Perspectives: Women in Advertising: Christine Kahm Silver, Head of Insights, Intelligence Group, Deep Focus

In honor of International Women’s Day, AdForum is showcasing the achievements of women in advertising in the month of March through a series of interviews.

Perspectives: Women in Advertising: Christine Kahm Silver,

Head of Insights, Intelligence Group, Deep Focus 


AdForum: How would you describe the current overall culture at your agency? How would you describe the culture among your female colleagues and what are the differences?

Christine: Deep Focus is a place that promotes innovation and discovery. What’s great about that kind of environment is it provides a valuable—and democratized—conduit through which one may make their mark. Focusing on these values naturally advances the company, as well as individuals within it, and is a pursuit accessible to anyone, regardless of level. This type of fresh, free thinking manifests in the diversity among the women of Deep Focus. I live in a context of powerful women who are diverse in their roles and how they choose to make their mark, diverse in their beliefs and, most importantly, diverse in how they choose to propagate these beliefs.

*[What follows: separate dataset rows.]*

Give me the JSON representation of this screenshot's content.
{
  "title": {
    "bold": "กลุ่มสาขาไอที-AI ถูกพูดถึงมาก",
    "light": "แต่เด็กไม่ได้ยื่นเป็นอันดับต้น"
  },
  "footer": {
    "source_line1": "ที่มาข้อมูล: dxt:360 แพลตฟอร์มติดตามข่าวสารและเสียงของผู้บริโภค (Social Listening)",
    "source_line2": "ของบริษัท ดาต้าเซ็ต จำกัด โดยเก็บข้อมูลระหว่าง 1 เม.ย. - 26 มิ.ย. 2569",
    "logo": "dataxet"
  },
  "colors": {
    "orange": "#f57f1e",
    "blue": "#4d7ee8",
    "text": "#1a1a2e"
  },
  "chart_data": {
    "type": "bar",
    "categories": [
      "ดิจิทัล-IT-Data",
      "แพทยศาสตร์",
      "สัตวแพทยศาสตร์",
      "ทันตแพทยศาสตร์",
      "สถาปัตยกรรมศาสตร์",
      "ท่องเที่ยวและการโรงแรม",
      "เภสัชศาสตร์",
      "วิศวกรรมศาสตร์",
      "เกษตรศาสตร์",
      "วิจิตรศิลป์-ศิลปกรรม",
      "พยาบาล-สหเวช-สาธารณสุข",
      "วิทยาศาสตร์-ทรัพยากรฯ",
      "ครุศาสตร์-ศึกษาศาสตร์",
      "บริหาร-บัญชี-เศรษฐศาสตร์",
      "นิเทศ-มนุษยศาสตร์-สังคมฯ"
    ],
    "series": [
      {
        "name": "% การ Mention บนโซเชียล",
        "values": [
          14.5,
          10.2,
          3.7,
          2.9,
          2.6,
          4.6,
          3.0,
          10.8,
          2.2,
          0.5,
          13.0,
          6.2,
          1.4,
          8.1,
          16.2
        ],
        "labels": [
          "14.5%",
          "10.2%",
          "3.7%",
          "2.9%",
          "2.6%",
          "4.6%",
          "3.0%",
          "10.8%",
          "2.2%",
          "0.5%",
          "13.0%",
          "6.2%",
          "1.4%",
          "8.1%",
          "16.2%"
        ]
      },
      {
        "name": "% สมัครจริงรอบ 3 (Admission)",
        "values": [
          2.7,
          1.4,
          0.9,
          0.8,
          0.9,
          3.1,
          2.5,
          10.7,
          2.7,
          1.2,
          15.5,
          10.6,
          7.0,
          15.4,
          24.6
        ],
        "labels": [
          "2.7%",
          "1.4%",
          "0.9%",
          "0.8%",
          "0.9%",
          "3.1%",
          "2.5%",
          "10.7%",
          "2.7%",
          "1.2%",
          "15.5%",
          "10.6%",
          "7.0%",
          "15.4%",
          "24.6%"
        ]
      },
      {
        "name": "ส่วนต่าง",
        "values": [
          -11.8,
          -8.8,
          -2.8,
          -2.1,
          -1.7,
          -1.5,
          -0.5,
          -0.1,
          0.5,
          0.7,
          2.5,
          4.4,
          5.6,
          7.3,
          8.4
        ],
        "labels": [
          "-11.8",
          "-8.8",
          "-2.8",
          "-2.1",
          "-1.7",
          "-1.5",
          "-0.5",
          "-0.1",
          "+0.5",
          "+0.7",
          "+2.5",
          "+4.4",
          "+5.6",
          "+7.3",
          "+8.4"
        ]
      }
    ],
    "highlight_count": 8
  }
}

AdForum: What do you see as being the biggest change in the advertising industry since women have begun to break the “glass ceiling” into Sr. Executive level positions? What are some of the challenges that still exist for women in reaching the upper echelon of management?


Christine: With the growth of women in executive-level positions in the advertising industry, I am seeing a starkly different tone, feel and cadence to organizational dynamics: more empathy, more transparency and more collaboration. Ideally, this provides an inspirational foundation for junior- and mid-level employees (male or female) who can leverage this format to “feel” their own way to success versus take a traditional – dare I say “uninspired”? – approach.

Countless challenges still exist. But what we can do now is to continue educating and empowering women to take paths that feel natural to them, to their instincts and their passions. I think encouraging women to “Be Yourself” while at the same time providing guidance on communication, management and mentorship could help women find their OWN ways to keep on keeping on. In this way, we can inspire women to begin early on to make roles shape their needs and strengths, so that when they start needing to seek more work/life balance, they have had practice in effective self-advocacy. Of course, a crucial part of being yourself is holding yourself to your own standards, and ultimately not being afraid to fail…maybe even re-defining what failure means.

Lastly, as more women ascend to leadership roles, we should all raise our voices in support of organization-level change. Family-friendly workplaces, flexible career tracks, sensitivity to issues of gender in matters of communication, empowerment and promotion: these benefit everyone. I'm betting that female leaders will play crucial roles in making this a reality.


AdForum: What do you consider the biggest personal achievement in your career that still fills you with the most pride?

Christine: Committing myself to marching to the beat of my own drum. I left the world of matrixed, product-first organizations to build a bespoke practice that gave me the freedom and agility I needed to inject my DNA into the work. That DNA is the desire to push and challenge my clients to think differently about their business priorities and then, together, advance on a mission of finding groundbreaking insights in a consumer-centric, creative way. This type of alignment drives shared passion and keeps the work exciting and fun for my team and theirs.


AdForum: How do you find the best work-life balance to help you stay productive and creative at work and to help you live a happy, sane life outside of the office?

Christine: I usually try to chase sanity in the office and insanity out of it. When I’m not at work, I’m either trying to be active (tennis or running) or trying to conjure humorous accidental moments with strangers. On a good day, I can converge the two. For example, in order to diversify my tennis play I started a “Christine’s Tennis Camp” Facebook group and invited (unwilling?) strangers to my page. My goal was to create a sense of community that would inspire everyone to reach out to others on the page and set up games. Instead, one of the members boldly set up his own page, “Todd’s Tennis Camp”, and then invited me and all of my members to it. Hilarious! I guess it worked…even if the “end game” looks different than how it started.


AdForum: Was there a job you had at one point, outside of advertising, that prepared you most for success later in life?

Christine: I’d have to say my first job as a barista at Coffee Bean and Tea Leaf. I made enough novice mistakes there to have a few sink in. Rule #1: never call in sick and then show up to your place of employment to hang out.


AdForum: Can you reflect on a mentor that helped guide you in your career and tell us what made them special?

Christine: I worked for someone in the past that recognized early on what made me tick. In spite of providing me with specific “ways to work”, this person instead cleared the barriers and provided me with the tools to “live” freely in my work. Through his enablement, I was able to discover what I was capable of and what would make me thrive.


AdForum: How do you as a successful woman in your industry plan to inspire the next generation of women? In a few words, what advice do you have for women entering the advertising industry?

Christine: I would like to think that I inspire my team on a daily basis. We have such mantras as #NoEgo #BeBrave #OpenKimono. It’s pretty simple – you won’t improve unless you’re not afraid to fail! Our Global CMO once told me that it pays to be vulnerable. I’ll never forget that.